3

I have read this post Select random lines from a file in bash and Random selection of columns using linux command however they don't work specifically with a set of lines that need to stay in the same order. I also searched to find if there was any randomization option using the cut command.

My attempt:

I am trying to replace spaces with new lines, then sort Randomly and then use Head to grab a random string (for each line).

cat file1.txt | while read line; do echo $line | sed 's/ /\n/g' | sort -R | head -1

While this does get the basic job done for one random string, I would like to know if there is a better more efficient way of writing this code? This way, I can add the options to get 1-2 random strings rather than just one.

Here's file1.txt:

#Sample #Example #StackOverflow #Question
#Easy #Simple #Code #Examples #Help
#Support #Really #Helps #Everyone #Learn

Here's my desired output (random values):

#Question
#Code #Examples
#Helps

If you know a better way to implement this code, I would really appreciate your positive input and support.

DomainsFeatured
  • 1,426
  • 1
  • 21
  • 39

4 Answers4

3

This is the solution

while read -r line; do echo "$line" | grep -oP '(\S+)' | shuf -n $((RANDOM%2+1)) | paste -s -d' '; done < file1.txt
Darby_Crash
  • 446
  • 3
  • 6
  • Let us [continue this discussion in chat](http://chat.stackoverflow.com/rooms/157303/discussion-between-domainsfeatured-and-darby-crash). – DomainsFeatured Oct 23 '17 at 18:35
  • Great solution. Exactly what I was looking for. A solution to randomly choose 1-2 strings from each line of a file. It's certainly 100x better than my solution. Thanks Darby! – DomainsFeatured Oct 23 '17 at 19:43
  • It's a pleasure ;) – Darby_Crash Oct 23 '17 at 19:49
  • Hmm, why don't you just take N first words off the shuffled line, like that: ``echo `echo "$line" | grep -oP '(\S+)' | shuf -n $((RANDOM%2+1))` `` ? AFAIK all the subsequent code does not really add anything to what `shuf` already does. – zeppelin Oct 23 '17 at 21:28
2

Using AWK:

%awk 'BEGIN { srand() } { print $(1+int(rand()*NF))}' data.txt

#Question
#Help
#Support

You can modify this to select 2 (or more) random words per line (with duplicates), by repeating the $(rand...) construct, a corresponding number of times (or defining a user function to do this).

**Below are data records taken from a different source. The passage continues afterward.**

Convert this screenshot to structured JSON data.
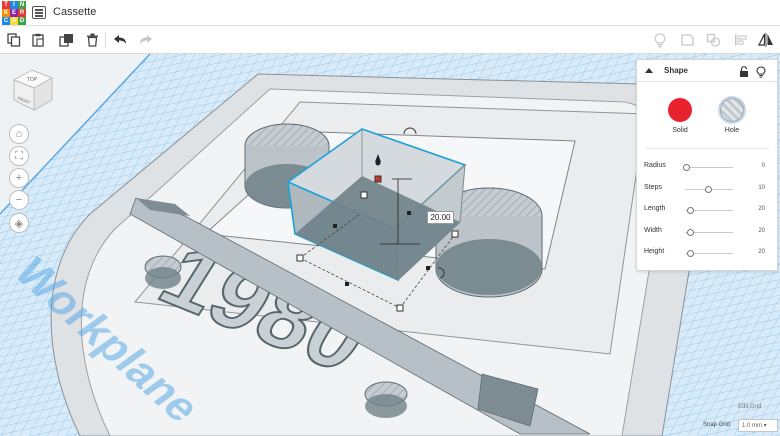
{
  "app": {
    "logo_letters": [
      "T",
      "I",
      "N",
      "K",
      "E",
      "R",
      "C",
      "A",
      "D"
    ],
    "document_title": "Cassette"
  },
  "toolbar": {
    "left_tools": [
      "copy-icon",
      "paste-icon",
      "duplicate-icon",
      "trash-icon",
      "undo-icon",
      "redo-icon"
    ],
    "right_tools": [
      "lightbulb-icon",
      "group-icon",
      "ungroup-icon",
      "align-icon",
      "mirror-icon"
    ]
  },
  "view_controls": {
    "cube_top": "TOP",
    "cube_front": "FRONT",
    "buttons": [
      "home-icon",
      "fit-icon",
      "zoom-in-icon",
      "zoom-out-icon",
      "perspective-icon"
    ]
  },
  "workspace": {
    "workplane_label": "Workplane",
    "engraved_text": "1980",
    "dimension_value": "20.00"
  },
  "shape_panel": {
    "title": "Shape",
    "solid_label": "Solid",
    "hole_label": "Hole",
    "solid_color": "#e9222f",
    "hole_color": "#c2c9cf",
    "properties": [
      {
        "label": "Radius",
        "value": "0",
        "fraction": 0.0
      },
      {
        "label": "Steps",
        "value": "10",
        "fraction": 0.5
      },
      {
        "label": "Length",
        "value": "20",
        "fraction": 0.1
      },
      {
        "label": "Width",
        "value": "20",
        "fraction": 0.1
      },
      {
        "label": "Height",
        "value": "20",
        "fraction": 0.1
      }
    ]
  },
  "footer": {
    "edit_grid": "Edit Grid",
    "snap_label": "Snap Grid",
    "snap_value": "1.0 mm ▾"
  },
  "colors": {
    "grid_blue": "#5aa9e6",
    "selection_cyan": "#1aa3d9",
    "hole_gray": "#6f8288"
  }
}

Choosing N words from an each line w/o duplicates (by position), is a bit more tricky:

awk '
BEGIN { N=2; srand() } 
{ 
    #Collect fields into an array (w)
    delete w;
    for(i=1;i<=NF;i++) w[i]=$i; 

    #Randomize Array (Fisher–Yates style)
    for(j=NF;j>=2;j--) { 
       r=1+int(rand()*(j));
       if(r!=j) { 
          x=w[j]; w[j]=w[r]; w[r]=x; 
       } 
    }

    #Take N first items off the randomized array 
    for(g=1;g<=(N<NF?N:NF);g++) {
       if(g>1) printf " "
       printf w[g];       
    }   
    printf "\n"
}' data.txt

N - is a (maximum) number of words to pick per line.

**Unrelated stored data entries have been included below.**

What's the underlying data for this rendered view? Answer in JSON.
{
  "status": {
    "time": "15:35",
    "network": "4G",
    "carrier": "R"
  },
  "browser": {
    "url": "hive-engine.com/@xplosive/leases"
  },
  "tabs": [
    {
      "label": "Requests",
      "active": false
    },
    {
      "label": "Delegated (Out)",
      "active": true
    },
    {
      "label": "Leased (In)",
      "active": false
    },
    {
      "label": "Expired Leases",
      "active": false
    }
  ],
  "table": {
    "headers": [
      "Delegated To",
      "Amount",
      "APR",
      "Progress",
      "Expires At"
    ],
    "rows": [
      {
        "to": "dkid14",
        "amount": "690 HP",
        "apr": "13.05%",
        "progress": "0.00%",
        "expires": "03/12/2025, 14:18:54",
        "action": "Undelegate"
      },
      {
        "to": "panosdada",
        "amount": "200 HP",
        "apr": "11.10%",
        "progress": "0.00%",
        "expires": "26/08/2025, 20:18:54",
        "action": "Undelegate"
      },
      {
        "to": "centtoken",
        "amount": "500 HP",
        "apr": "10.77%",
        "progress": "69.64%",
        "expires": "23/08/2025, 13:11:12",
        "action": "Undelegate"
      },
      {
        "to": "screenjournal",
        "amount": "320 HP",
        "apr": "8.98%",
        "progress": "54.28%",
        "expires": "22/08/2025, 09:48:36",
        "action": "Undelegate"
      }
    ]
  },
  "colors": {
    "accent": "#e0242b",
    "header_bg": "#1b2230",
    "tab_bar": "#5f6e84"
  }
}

To pick a random (at most N) number of items per line, modify the code like that:

awk '
BEGIN { N=2; srand() } 
{ 
    #Collect fields into an array (w)
    delete w;
    for(i=1;i<=NF;i++) w[i]=$i; 

    #Randomize Array (Fisher–Yates style)
    for(j=NF;j>=2;j--) { 
       r=1+int(rand()*(j));
       if(r!=j) { 
          x=w[j]; w[j]=w[r]; w[r]=x; 
       } 
    }

    #Take L < N first items off the randomized array 
    L=1+int(rand()*N);
    for(g=1;g<=(L<NF?L:NF);g++) {
       if(g>1) printf " "
       printf w[g];       
    }   
    printf "\n"
}' data.txt

This will print 1 or 2 (N) randomly chosen words per each line.

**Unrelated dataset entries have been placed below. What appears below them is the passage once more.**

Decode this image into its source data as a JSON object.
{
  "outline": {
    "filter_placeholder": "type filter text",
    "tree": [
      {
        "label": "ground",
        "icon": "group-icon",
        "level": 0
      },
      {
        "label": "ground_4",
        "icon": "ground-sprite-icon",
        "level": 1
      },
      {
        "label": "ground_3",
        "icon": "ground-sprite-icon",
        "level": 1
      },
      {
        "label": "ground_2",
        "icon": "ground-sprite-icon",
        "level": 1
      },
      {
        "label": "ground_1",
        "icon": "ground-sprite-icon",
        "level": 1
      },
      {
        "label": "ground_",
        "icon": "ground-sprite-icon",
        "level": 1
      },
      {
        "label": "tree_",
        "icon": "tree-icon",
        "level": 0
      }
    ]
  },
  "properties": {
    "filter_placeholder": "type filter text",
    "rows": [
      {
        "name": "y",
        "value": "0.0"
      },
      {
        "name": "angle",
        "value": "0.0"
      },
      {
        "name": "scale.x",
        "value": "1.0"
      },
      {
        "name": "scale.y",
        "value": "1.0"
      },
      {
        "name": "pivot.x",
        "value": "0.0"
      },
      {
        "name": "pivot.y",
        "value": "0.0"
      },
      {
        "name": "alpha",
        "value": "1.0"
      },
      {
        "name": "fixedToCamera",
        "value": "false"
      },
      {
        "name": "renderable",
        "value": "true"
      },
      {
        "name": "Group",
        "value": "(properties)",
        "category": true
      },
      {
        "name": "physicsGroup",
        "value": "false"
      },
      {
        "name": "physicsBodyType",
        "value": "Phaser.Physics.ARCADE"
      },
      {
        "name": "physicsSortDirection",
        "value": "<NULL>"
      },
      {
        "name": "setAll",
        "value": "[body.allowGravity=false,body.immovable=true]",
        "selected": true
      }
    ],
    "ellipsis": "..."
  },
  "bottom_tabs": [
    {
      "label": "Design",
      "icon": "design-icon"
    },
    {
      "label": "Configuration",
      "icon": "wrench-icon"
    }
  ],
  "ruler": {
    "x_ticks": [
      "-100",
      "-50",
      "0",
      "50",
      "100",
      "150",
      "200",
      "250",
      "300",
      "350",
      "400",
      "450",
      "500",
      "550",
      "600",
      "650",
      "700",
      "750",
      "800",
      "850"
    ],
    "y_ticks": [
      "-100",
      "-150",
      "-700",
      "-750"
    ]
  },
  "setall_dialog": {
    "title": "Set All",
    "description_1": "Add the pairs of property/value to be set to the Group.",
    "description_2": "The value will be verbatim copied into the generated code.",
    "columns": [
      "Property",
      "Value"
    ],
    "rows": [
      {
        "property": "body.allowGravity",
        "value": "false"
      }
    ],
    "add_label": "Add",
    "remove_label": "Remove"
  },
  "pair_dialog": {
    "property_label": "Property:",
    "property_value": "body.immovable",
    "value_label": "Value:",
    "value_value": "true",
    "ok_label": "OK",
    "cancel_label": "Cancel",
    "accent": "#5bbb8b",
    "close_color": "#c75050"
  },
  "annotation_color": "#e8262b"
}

This code can still be optimized a bit (i.e. by only shuffling first L elements of an array), yet it is 2 or 3 orders of magnitude faster than a shell based solution.

zeppelin
  • 8,947
  • 2
  • 24
  • 30
  • This is a nice answer. Do you know how I could randomize it to return 1-2 strings rather than just 1 string? – DomainsFeatured Oct 23 '17 at 17:38
  • @Inian, it's okay, but it requires me to change the number manually. You can leave it if you would like. I'm sure it would help someone looking for a similar solution. – DomainsFeatured Oct 23 '17 at 18:33
0

An attempt on bash

cat file1  | xargs -n1  -I@ bash -c "output_count=2; \
   line=\$(echo \"@\"); \
   words=\$(echo  \${line} | wc -w); \
   for i in  \$(eval echo \"{1..\${output_count}}\"); do \
      select=\$((1 + RANDOM % \${words})); \
      echo  \${line} | cut -d \" \" -f \${select} | tr '\n' ' '; \
   done;
   echo \" \" "

Assumes that the file is called file1. In order to change the number of randomly selected words, set a different number to output_count

Prints

$ cat file1  | xargs -n1  -I@ bash -c "output_count=2; \
   line=\$(echo \"@\"); \
   words=\$(echo  \${line} | wc -w); \
   for i in  \$(eval echo \"{1..\${output_count}}\"); do \
      select=\$((1 + RANDOM % \${words})); \
      echo  \${line} | cut -d \" \" -f \${select} | tr '\n' ' '; \
   done;
   echo \" \" "
#Example #Example
#Examples #Help
#Support #Learn
$ cat file1  | xargs -n1  -I@ bash -c "output_count=2; \
   line=\$(echo \"@\"); \
   words=\$(echo  \${line} | wc -w); \
   for i in  \$(eval echo \"{1..\${output_count}}\"); do \
      select=\$((1 + RANDOM % \${words})); \
      echo  \${line} | cut -d \" \" -f \${select} | tr '\n' ' '; \
   done;
   echo \" \" "
#Question #StackOverflow
#Help #Help
#Everyone #Learn
Hakan Baba
  • 1,897
  • 4
  • 21
  • 37
  • @DomainsFeatured if you do not want to print the same word twice, this obviously does not work. There are ways to achieve that easily. For example keep the words in an array and swap the randomly selected word with the last word and shorten the length of the array at every iteration. Let me know if you need that. – Hakan Baba Oct 23 '17 at 18:10
0

This might work for you (GNU sed):

sed 'y/ /\n/;s/.*/echo "&"|shuf -n$((RANDOM%2+1))/e;y/\n/ /' file

Replace the spaces in each line by newlines and the using seds substitution eflag, pass each set of lines into the shuf -n command .

potong
  • 55,640
  • 6
  • 51
  • 83